In that way, Bielsa didn't only become a tactical pioneer, but an influential educator as well. Yet the intensity of his work proved taxing. In 1992, Newell’s reached the final of the Copa Libertadores, the South American version of the Champions League, but lost to Sao Paulo on penalties. The players were exhausted and so was Bielsa, who resigned.
Chilean hero
Six years later, Bielsa won another Argentine league title with Velez Sarsfield. That propelled him to take charge of a superb Argentina side. They went to the 2002 World Cup in Japan and South Korea as favourites, Bielsa filling his suitcase with 2,000 videos – yet they crashed out in the group stage. Their manager stayed on to lead the under-23s to Olympic gold in Athens in 2004, before bowing out.
His next gig was the Chilean national team. Having not reached the World Cup in 12 years, La Roja made it to South Africa in 2010, where they lost in the last 16 to Brazil. Bielsa won the hearts of a nation, not just for reaching the tournament but for his exciting style of play. Though he resigned a year later over a clash with the incoming FA president, the groundwork for success had been laid. When Chile won the Copa America in 2015 and 2016, many credited Bielsa.
That spell was his hitherto last with national teams. In 2011, Bielsa took charge of Athletic Bilbao and immediately led them to the finals in the Copa del Rey and the Europa League. For a while they were the most exciting team in Spain, playing Manchester United off the park en route to the Europa League final. Yet the style of play again proved draining. They lost both finals, then suffered their worst league start in 32 years to hamper a second campaign that would prove to be Bielsa’s last.
Suspended and sacked
A year later, Bielsa moved on to Marseille, where he again started well. At the halfway stage, they topped Ligue 1. “The workouts are intense but enlightening, technically and tactically,” said striker Andre-Pierre Gignac. “He knows everything to the smallest detail. I glanced at his training schedules; there are hundreds of them and every one featured games he analysed. He taught us a vibrant, real type of football.”

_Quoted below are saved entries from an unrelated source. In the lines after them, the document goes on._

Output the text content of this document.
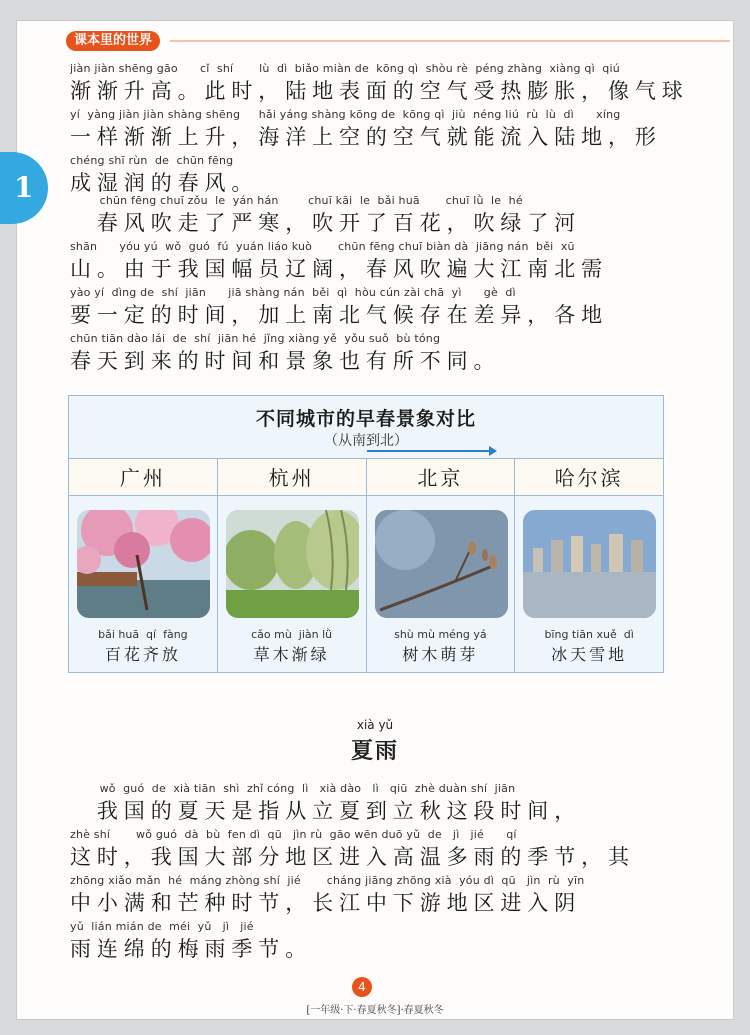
课本里的世界
1
jiàn jiàn shēng gāo      cǐ  shí       lù  dì  biǎo miàn de  kōng qì  shòu rè  péng zhàng  xiàng qì  qiú
渐渐升高。此时，陆地表面的空气受热膨胀，像气球
yí  yàng jiàn jiàn shàng shēng     hǎi yáng shàng kōng de  kōng qì  jiù  néng liú  rù  lù  dì      xíng
一样渐渐上升，海洋上空的空气就能流入陆地，形
chéng shī rùn  de  chūn fēng
成湿润的春风。
chūn fēng chuī zǒu  le  yán hán        chuī kāi  le  bǎi huā       chuī lǜ  le  hé
　春风吹走了严寒，吹开了百花，吹绿了河
shān      yóu yú  wǒ  guó  fú  yuán liáo kuò       chūn fēng chuī biàn dà  jiāng nán  běi  xū
山。由于我国幅员辽阔，春风吹遍大江南北需
yào yí  dìng de  shí  jiān      jiā shàng nán  běi  qì  hòu cún zài chā  yì      gè  dì
要一定的时间，加上南北气候存在差异，各地
chūn tiān dào lái  de  shí  jiān hé  jǐng xiàng yě  yǒu suǒ  bù tóng
春天到来的时间和景象也有所不同。
不同城市的早春景象对比
（从南到北）
广州
bǎi huā  qí  fàng
百花齐放
杭州
cǎo mù  jiàn lǜ
草木渐绿
北京
shù mù méng yá
树木萌芽
哈尔滨
bīng tiān xuě  dì
冰天雪地
xià yǔ
夏雨
wǒ  guó  de  xià tiān  shì  zhǐ cóng  lì   xià dào   lì   qiū  zhè duàn shí  jiān
　我国的夏天是指从立夏到立秋这段时间，
zhè shí       wǒ guó  dà  bù  fen dì  qū   jìn rù  gāo wēn duō yǔ  de   jì   jié      qí
这时，我国大部分地区进入高温多雨的季节，其
zhōng xiǎo mǎn  hé  máng zhòng shí  jié       cháng jiāng zhōng xià  yóu dì  qū   jìn  rù  yīn
中小满和芒种时节，长江中下游地区进入阴
yǔ  lián mián de  méi  yǔ   jì   jié
雨连绵的梅雨季节。
4
[一年级·下·春夏秋冬]·春夏秋冬
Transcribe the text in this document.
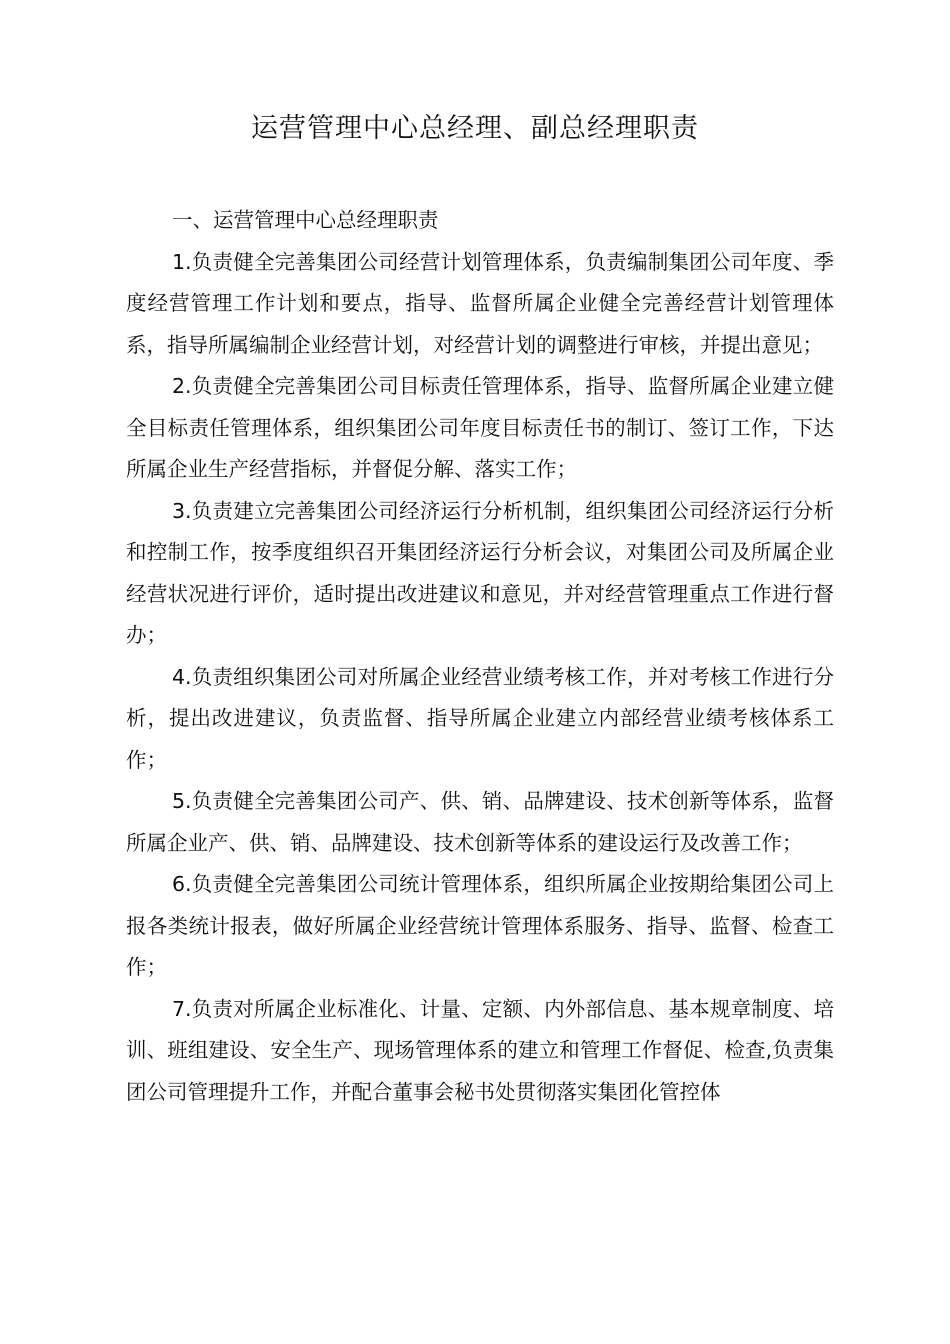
运营管理中心总经理、副总经理职责
一、运营管理中心总经理职责

1.负责健全完善集团公司经营计划管理体系，负责编制集团公司年度、季度经营管理工作计划和要点，指导、监督所属企业健全完善经营计划管理体系，指导所属编制企业经营计划，对经营计划的调整进行审核，并提出意见；

2.负责健全完善集团公司目标责任管理体系，指导、监督所属企业建立健全目标责任管理体系，组织集团公司年度目标责任书的制订、签订工作，下达所属企业生产经营指标，并督促分解、落实工作；

3.负责建立完善集团公司经济运行分析机制，组织集团公司经济运行分析和控制工作，按季度组织召开集团经济运行分析会议，对集团公司及所属企业经营状况进行评价，适时提出改进建议和意见，并对经营管理重点工作进行督办；

4.负责组织集团公司对所属企业经营业绩考核工作，并对考核工作进行分析，提出改进建议，负责监督、指导所属企业建立内部经营业绩考核体系工作；

5.负责健全完善集团公司产、供、销、品牌建设、技术创新等体系，监督所属企业产、供、销、品牌建设、技术创新等体系的建设运行及改善工作；

6.负责健全完善集团公司统计管理体系，组织所属企业按期给集团公司上报各类统计报表，做好所属企业经营统计管理体系服务、指导、监督、检查工作；

7.负责对所属企业标准化、计量、定额、内外部信息、基本规章制度、培训、班组建设、安全生产、现场管理体系的建立和管理工作督促、检查,负责集团公司管理提升工作，并配合董事会秘书处贯彻落实集团化管控体
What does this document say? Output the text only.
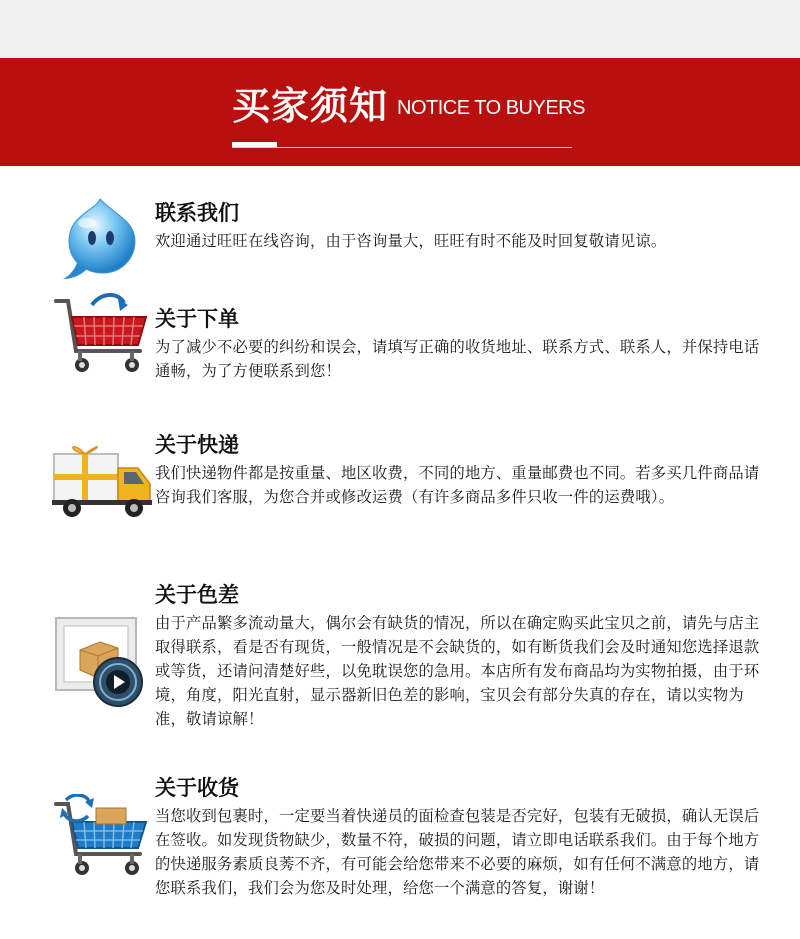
买家须知 NOTICE TO BUYERS
联系我们

欢迎通过旺旺在线咨询，由于咨询量大，旺旺有时不能及时回复敬请见谅。

关于下单

为了减少不必要的纠纷和误会，请填写正确的收货地址、联系方式、联系人，并保持电话通畅，为了方便联系到您！

关于快递

我们快递物件都是按重量、地区收费，不同的地方、重量邮费也不同。若多买几件商品请咨询我们客服，为您合并或修改运费（有许多商品多件只收一件的运费哦）。

关于色差

由于产品繁多流动量大，偶尔会有缺货的情况，所以在确定购买此宝贝之前，请先与店主取得联系，看是否有现货，一般情况是不会缺货的，如有断货我们会及时通知您选择退款或等货，还请问清楚好些，以免耽误您的急用。本店所有发布商品均为实物拍摄，由于环境，角度，阳光直射，显示器新旧色差的影响，宝贝会有部分失真的存在，请以实物为准，敬请谅解！

关于收货

当您收到包裹时，一定要当着快递员的面检查包装是否完好，包装有无破损，确认无误后在签收。如发现货物缺少，数量不符，破损的问题，请立即电话联系我们。由于每个地方的快递服务素质良莠不齐，有可能会给您带来不必要的麻烦，如有任何不满意的地方，请您联系我们，我们会为您及时处理，给您一个满意的答复，谢谢！
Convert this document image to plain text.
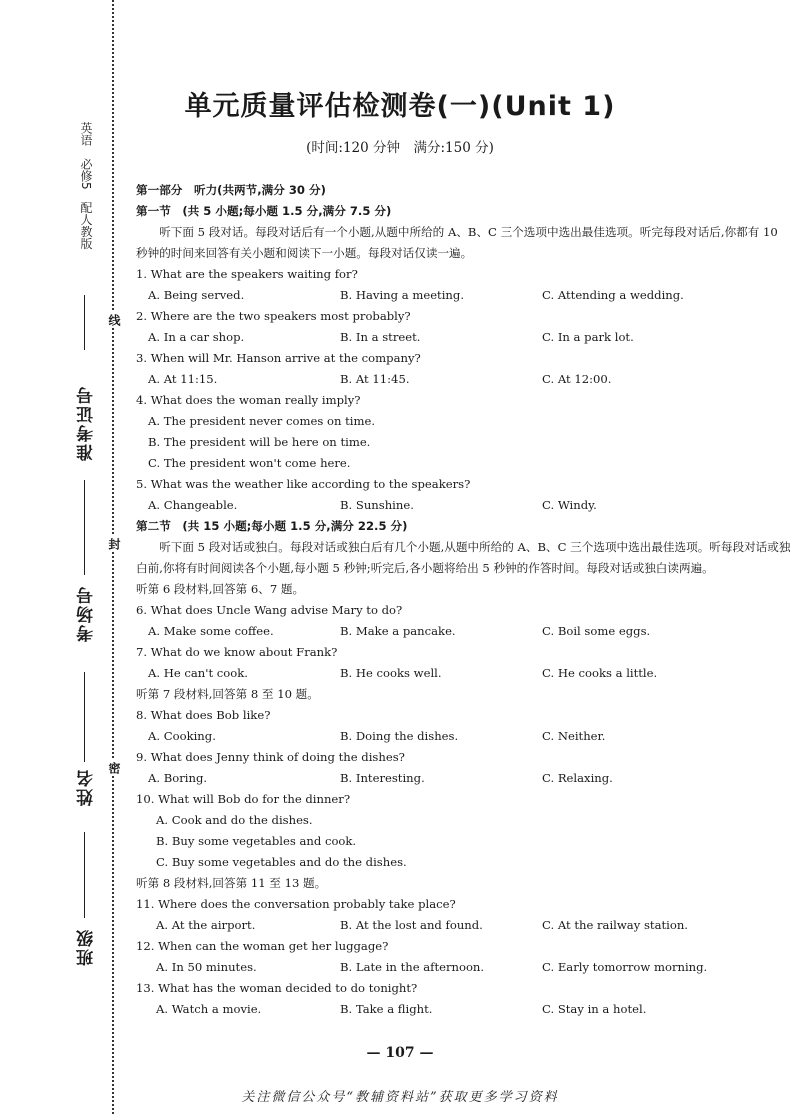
英语　必修5　配人教版
准考证号
考场号
姓名
班级
线
封
密
单元质量评估检测卷(一)(Unit 1)
(时间:120 分钟　满分:150 分)
第一部分　听力(共两节,满分 30 分)
第一节　(共 5 小题;每小题 1.5 分,满分 7.5 分)
听下面 5 段对话。每段对话后有一个小题,从题中所给的 A、B、C 三个选项中选出最佳选项。听完每段对话后,你都有 10 秒钟的时间来回答有关小题和阅读下一小题。每段对话仅读一遍。
1. What are the speakers waiting for?
A. Being served.	B. Having a meeting.	C. Attending a wedding.
2. Where are the two speakers most probably?
A. In a car shop.	B. In a street.	C. In a park lot.
3. When will Mr. Hanson arrive at the company?
A. At 11:15.	B. At 11:45.	C. At 12:00.
4. What does the woman really imply?
A. The president never comes on time.
B. The president will be here on time.
C. The president won't come here.
5. What was the weather like according to the speakers?
A. Changeable.	B. Sunshine.	C. Windy.
第二节　(共 15 小题;每小题 1.5 分,满分 22.5 分)
听下面 5 段对话或独白。每段对话或独白后有几个小题,从题中所给的 A、B、C 三个选项中选出最佳选项。听每段对话或独白前,你将有时间阅读各个小题,每小题 5 秒钟;听完后,各小题将给出 5 秒钟的作答时间。每段对话或独白读两遍。
听第 6 段材料,回答第 6、7 题。
6. What does Uncle Wang advise Mary to do?
A. Make some coffee.	B. Make a pancake.	C. Boil some eggs.
7. What do we know about Frank?
A. He can't cook.	B. He cooks well.	C. He cooks a little.
听第 7 段材料,回答第 8 至 10 题。
8. What does Bob like?
A. Cooking.	B. Doing the dishes.	C. Neither.
9. What does Jenny think of doing the dishes?
A. Boring.	B. Interesting.	C. Relaxing.
10. What will Bob do for the dinner?
A. Cook and do the dishes.
B. Buy some vegetables and cook.
C. Buy some vegetables and do the dishes.
听第 8 段材料,回答第 11 至 13 题。
11. Where does the conversation probably take place?
A. At the airport.	B. At the lost and found.	C. At the railway station.
12. When can the woman get her luggage?
A. In 50 minutes.	B. Late in the afternoon.	C. Early tomorrow morning.
13. What has the woman decided to do tonight?
A. Watch a movie.	B. Take a flight.	C. Stay in a hotel.
— 107 —
关注微信公众号“教辅资料站”获取更多学习资料
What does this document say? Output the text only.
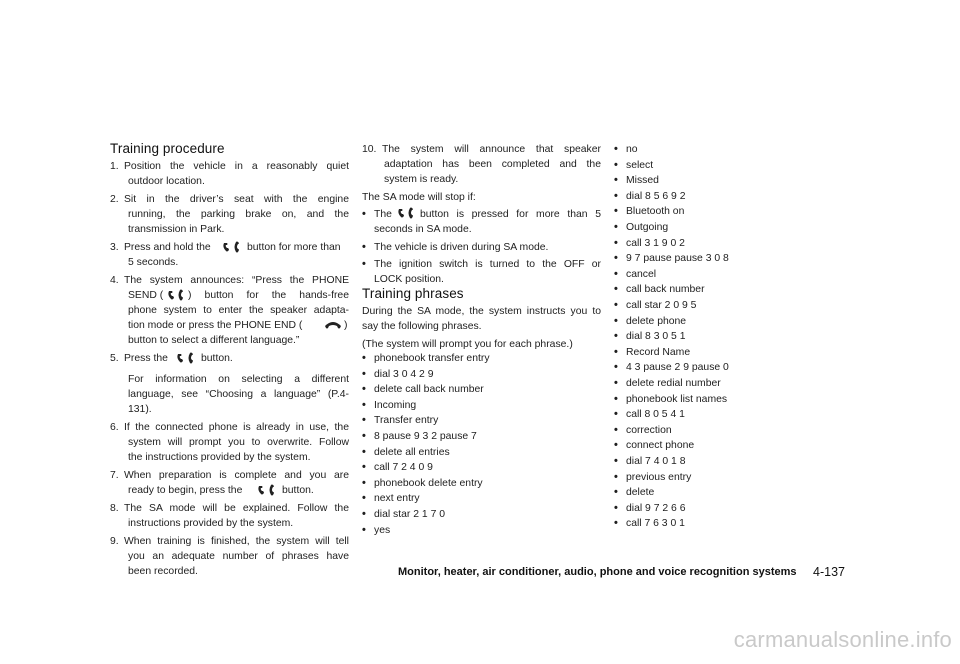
Training procedure
1. Position the vehicle in a reasonably quiet
outdoor location.
2. Sit in the driver’s seat with the engine
running, the parking brake on, and the
transmission in Park.
3. Press and hold the	button for more than
5 seconds.
4. The system announces: “Press the PHONE
SEND ( ) button for the hands-free
phone system to enter the speaker adapta-
tion mode or press the PHONE END (	)
button to select a different language.”
5. Press the	button.
For information on selecting a different
language, see “Choosing a language” (P.4-
131).
6. If the connected phone is already in use, the
system will prompt you to overwrite. Follow
the instructions provided by the system.
7. When preparation is complete and you are
ready to begin, press the	button.
8. The SA mode will be explained. Follow the
instructions provided by the system.
9. When training is finished, the system will tell
you an adequate number of phrases have
been recorded.
10. The system will announce that speaker
adaptation has been completed and the
system is ready.
The SA mode will stop if:
• The	button is pressed for more than 5
seconds in SA mode.
• The vehicle is driven during SA mode.
• The ignition switch is turned to the OFF or
LOCK position.
Training phrases
During the SA mode, the system instructs you to
say the following phrases.
(The system will prompt you for each phrase.)
• phonebook transfer entry
• dial 3 0 4 2 9
• delete call back number
• Incoming
• Transfer entry
• 8 pause 9 3 2 pause 7
• delete all entries
• call 7 2 4 0 9
• phonebook delete entry
• next entry
• dial star 2 1 7 0
• yes
• no
• select
• Missed
• dial 8 5 6 9 2
• Bluetooth on
• Outgoing
• call 3 1 9 0 2
• 9 7 pause pause 3 0 8
• cancel
• call back number
• call star 2 0 9 5
• delete phone
• dial 8 3 0 5 1
• Record Name
• 4 3 pause 2 9 pause 0
• delete redial number
• phonebook list names
• call 8 0 5 4 1
• correction
• connect phone
• dial 7 4 0 1 8
• previous entry
• delete
• dial 9 7 2 6 6
• call 7 6 3 0 1
Monitor, heater, air conditioner, audio, phone and voice recognition systems 4-137
carmanualsonline.info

But Marseille also crumbled and ended up 14 points off top spot. When they lost the first game of the next season, Bielsa resigned, citing a dispute over his contract. Such fallouts with directors and presidents are another Bielsa trend: he also confronted senior figures at Athletic over a delay to construction work at the training ground. When he joined Lazio in 2016, he accused the club of not having signed the players they'd promised him and resigned after two days.
When Bielsa tried to take Lille into the Champions League last summer, he didn't even start well. They were second from bottom after 13 league games, at which point the club suspended him. They duly dismissed him in December.
So it is against this backdrop that Bielsa now joins Leeds. At his first press conference, he said he had watched all of their 51 games from last season, plus two post-season friendlies in Myanmar. What the players might have made of him is anyone’s guess, though a hint may be taken from Benjamin Mendy, who played for Bielsa at Marseille.
“When he addressed the players the first time, he didn’t smile once,” Mendy recalled in a recent piece for The Players’ Tribune. “But when he talked about strategy, you could see the madness coming out. You could see his passion. You could see that he lived for football, for every detail. After the meeting, a team-mate looked at me and said: ‘He is not normal, this one.’ He was right. Bielsa is not normal. Who wants normal?”